J’aime tes dents plantées dans la chair ferme de mon dos comme si tu tentais de constater que je suis bien réel. Et je le suis, parce que je serai ton amant du jour naissant.
Cela va être mon tour de te faire profiter de la douce raideur de mon membre, parce que j’aime aussi tes jolies fesses et qu’il serait bien triste de ne pas abuser de l’étroitesse, de l’humidité glissante de ton intimité, et tu me fais bander plus que de raisonnable. Alors, je pose mes mains sur tes fesses avec une douceur toute féminine, je glisse en toi doucement, si doucement que tu me crierais presque d’aller plus vite, plus fort. Mais je veux sentir chaque fraction de seconde de la pénétration au creux de toi, je veux que cette lenteur devienne insupportable, je veux que tu me supplies d’aller dans plus de violence du geste, que ton corps exulte lorsque je n’y tiendrai plus moi-même.
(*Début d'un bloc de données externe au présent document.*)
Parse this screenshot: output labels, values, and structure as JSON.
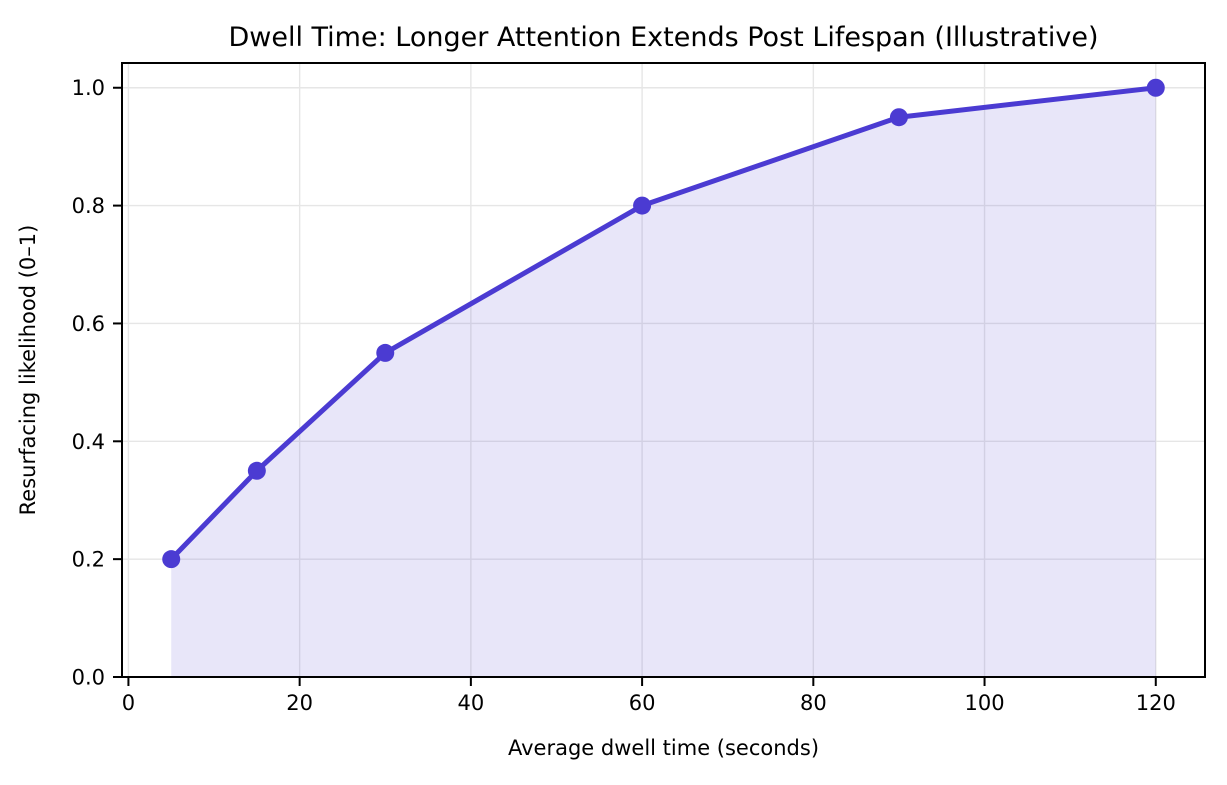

Et vient mon tour de m’exécuter, de répondre à ta supplique devenue suffisamment lancinante. Je t’aiguillonne les fesses avec tout mon désir, toutes les forces de mon besoin de plaisir pour répondre au tien, et je jouis au cœur de toi dans la musique de ta propre exaltation.
Tu es épuisé, je t’installe sur les draps frais de mon lit, tu t’endors presque instantanément après une nuit d’amours multiples et un petit matin qui l’était d’une autre façon.
À ton réveil, je serai parti(e) vers d’autres aventures.